Why all this matters
Hands-on care work is the UK’s most highly female-segregated occupation. Traditionally, women are expected to provide care for free within families and they continue to provide the vast majority of unpaid work at home. A sex-based ideology about women’s subservience to the needs of others still circulates in the contemporary labour market, and minimum wage law does not do enough to assert the value of care work.

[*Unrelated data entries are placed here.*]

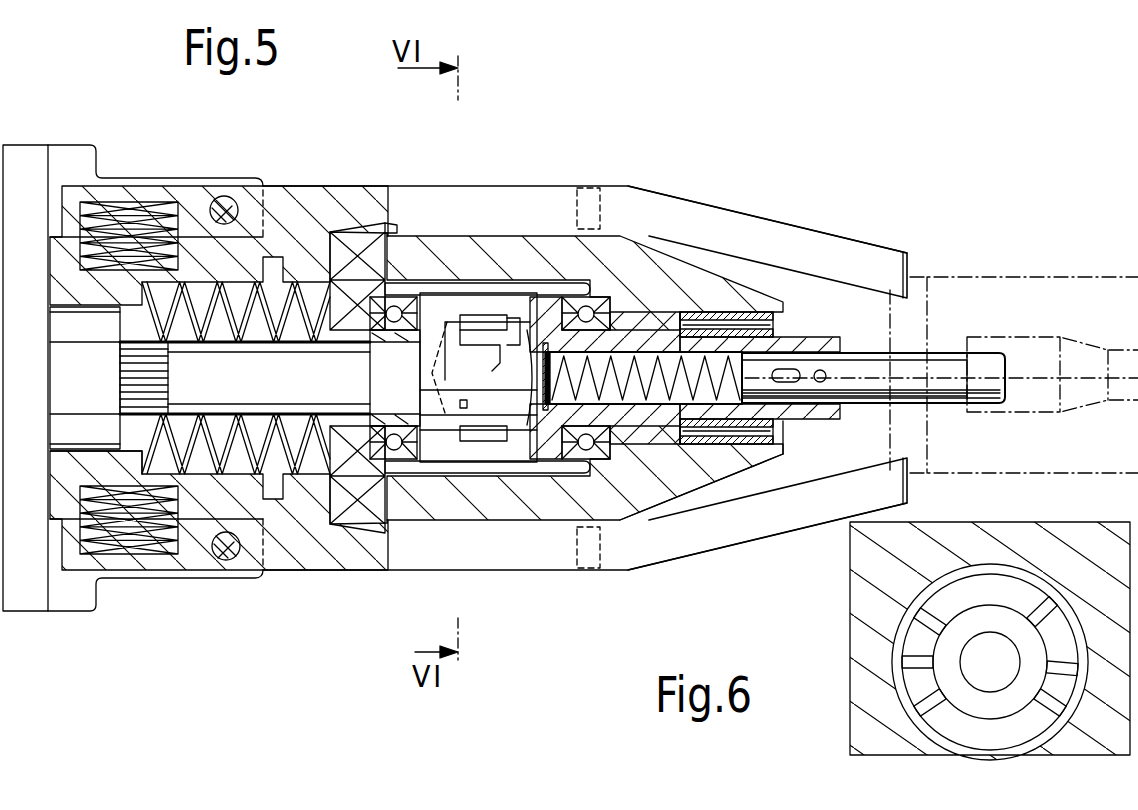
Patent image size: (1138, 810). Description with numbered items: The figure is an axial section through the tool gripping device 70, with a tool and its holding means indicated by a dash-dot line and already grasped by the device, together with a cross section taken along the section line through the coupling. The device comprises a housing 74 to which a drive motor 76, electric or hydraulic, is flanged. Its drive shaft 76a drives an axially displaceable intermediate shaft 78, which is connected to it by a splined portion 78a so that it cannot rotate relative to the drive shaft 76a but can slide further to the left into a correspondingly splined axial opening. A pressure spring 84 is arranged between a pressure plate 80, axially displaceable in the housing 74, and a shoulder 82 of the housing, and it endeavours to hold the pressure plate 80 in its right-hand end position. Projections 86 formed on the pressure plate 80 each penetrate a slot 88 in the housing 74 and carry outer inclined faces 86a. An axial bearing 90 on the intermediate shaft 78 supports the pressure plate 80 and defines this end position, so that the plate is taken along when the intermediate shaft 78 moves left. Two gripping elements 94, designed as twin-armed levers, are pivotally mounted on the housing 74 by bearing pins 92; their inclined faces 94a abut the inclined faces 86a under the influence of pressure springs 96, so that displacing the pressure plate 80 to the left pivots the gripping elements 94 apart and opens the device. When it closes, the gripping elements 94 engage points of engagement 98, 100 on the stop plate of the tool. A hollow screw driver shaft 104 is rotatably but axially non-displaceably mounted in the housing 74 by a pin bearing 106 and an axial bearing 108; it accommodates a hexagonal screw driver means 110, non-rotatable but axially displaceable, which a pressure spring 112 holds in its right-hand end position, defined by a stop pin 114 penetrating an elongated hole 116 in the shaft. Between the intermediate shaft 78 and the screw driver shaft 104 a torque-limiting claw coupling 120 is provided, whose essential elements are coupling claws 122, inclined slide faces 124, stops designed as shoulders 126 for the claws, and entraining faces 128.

In FIG. 5, the tool gripping device 70 is at (698, 194).
In FIG. 5, the housing 74 is at (176, 178).
In FIG. 5, the drive motor 76 is at (28, 162).
In FIG. 5, the drive shaft 76a is at (100, 376).
In FIG. 5, the intermediate shaft 78 is at (322, 376).
In FIG. 5, the splined portion 78a is at (170, 374).
In FIG. 5, the pressure plate 80 is at (428, 334).
In FIG. 5, the shoulder 82 is at (147, 460).
In FIG. 5, the pressure spring 84 is at (314, 462).
In FIG. 5, the projections 86 is at (345, 238).
In FIG. 5, the inclined faces 86a is at (390, 226).
In FIG. 5, the slot 88 is at (300, 260).
In FIG. 5, the axial bearing 90 is at (412, 440).
In FIG. 5, the bearing pins 92 is at (228, 208).
In FIG. 5, the gripping elements 94 is at (604, 196).
In FIG. 5, the inclined faces 94a is at (364, 522).
In FIG. 5, the pressure springs 96 is at (125, 215).
In FIG. 5, the point of engagement 98 is at (893, 292).
In FIG. 5, the point of engagement 100 is at (884, 472).
In FIG. 5, the screw driver shaft 104 is at (800, 338).
In FIG. 5, the pin bearing 106 is at (727, 432).
In FIG. 5, the axial bearing 108 is at (602, 470).
In FIG. 5, the screw driver means 110 is at (940, 370).
In FIG. 5, the pressure spring 112 is at (615, 370).
In FIG. 5, the stop pin 114 is at (824, 368).
In FIG. 5, the elongated hole 116 is at (807, 418).
In FIG. 5, the torque-limiting claw coupling 120 is at (478, 340).
In FIG. 5, the coupling claws 122 is at (483, 302).
In FIG. 6, the coupling claws 122 is at (918, 665).
In FIG. 5, the inclined slide faces 124 is at (458, 440).
In FIG. 5, the shoulders 126 is at (468, 403).
In FIG. 5, the entraining faces 128 is at (518, 330).
In FIG. 6, the entraining faces 128 is at (1040, 612).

There are two million workers in adult social care, the vast majority of them women. If we continue to tolerate care workers being employed to work without pay, the future of care work will be based on sexist expectations that care work should be done for free. Unless we stand up and demand that carers’ skills attract decent economic reward, the future of social care will be based on the idea that caring skills are ‘natural’ for women and don’t have to be paid for. Until the wages of care workers are free from sexist devaluation, and until the work of care workers is fully recognised, the labour of all women is devalued.
Note: the above draws on the author’s award-winning monograph, Stories of Care: A Labour of Law. Gender and Class at Work.
Lydia Hayes is Lecturer in Law at Cardiff University.